我的童年是在乡下老家度过的。
那是上世纪七十年代,在老屋禾场的旁边有一片方形的荒地,现在已经建起楼房了,但三十多年前,那里却是我们孩子的乐土。
还清楚地记得春夏阳光朗照的日子,十字交错稍稍隆起的土坎,将荒地分隔成一个“田”字形,里面各色树草杂陈。野绿豆藤同小灌木缠络一气,拉扯得它们抬不起头来,不知名的虫鸟潜隐里面唧唧啾啾,时而还停歇几处黄蝴蝶红蜻蜓,眼巴巴地望着远处稚气的孩子们。这以外的地方,三角枫苗生机盎然,伸出婴儿手掌般嫩红的梢叶,荫荫高树参差俯仰,母亲点种的南瓜藤从柳树蔸下蔓过来,托起杯盏形的黄花,和太阳一起竞相闪眼。

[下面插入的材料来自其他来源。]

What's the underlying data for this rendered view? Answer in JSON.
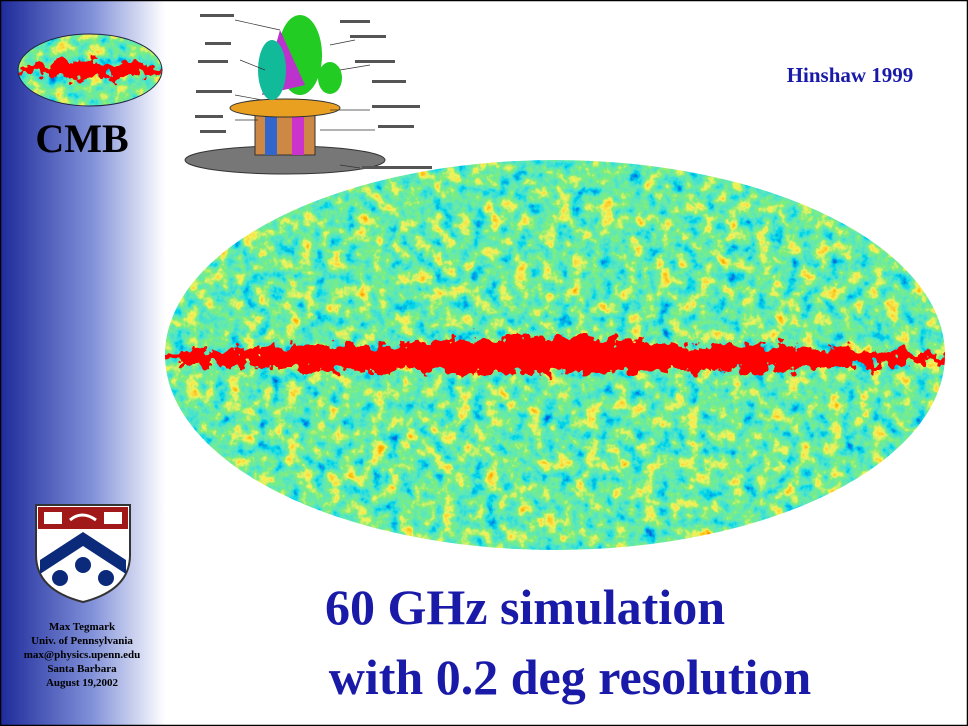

角落的泥坑里蓄满水,随风摇曳起一体密密葱翠的盐茅草,泛出碎碎的金光。
最瞩目的却在荒地西侧。因为那里箭簇般地挺立起一杆杆黄花菜,有的苞蕾还未开,有的已经全开了,一瓣瓣展开,渐浓渐深地被太阳染成金红色。小学时候,每天中午放学回来,常对祖母说,再添一盘炒黄花菜吧,祖母很爽快答应后,便挎一个竹篮,带我去采摘,灿烂的阳光下,黄花菜开得真艳真美啊,我们的心情也亮堂堂的。黄花采回来后,祖母便烧开水焯,拌青椒爆炒,摆放在桌上用筷子夹起品尝时,纯然有一股阳光的味道。有时候,她还到菜地里另外摘几个红艳艳圆溜溜的大西红柿,用自家土鸡下的蛋做西红柿蛋汤,味道酸酸甜甜的,幸福洋溢在孩子们红润的面庞。
吃饱后,我们就浴着明亮的阳光上学去,上学路上也无处不精彩,无处不充满着生趣。阳光下蜻蜓飞过来,到处是一片片绿油油的稻田,田埂边不时有鳝鱼拱出的孔冒着气泡,青蛙们凸眼鼓肚蹲守各处,人一走近,它们便散开两腿飞蹦出去,钻进水田里,泅一会儿又在不远处浮出来看你,似乎和你玩捉迷藏游戏。最害怕的是见到水蛇,它们突然从脚底下游走,弯弯曲曲地在田间游弋,擦得秧苗乎乎作响,吓得孩子们一阵惊叫跑开。
终于到上坡岭了,抬眼看太阳,下午第一节课打铃的时间还早,路两边旱地里的红薯农人已经收挖了,我们便用木棍手指抠刨未收干净的红薯吃,土气热烘烘地暖着孩子们穿凉鞋的脚板,收获往往丰厚,那生红薯的清甜脆爽的,品咂出丝缕童年的幸福。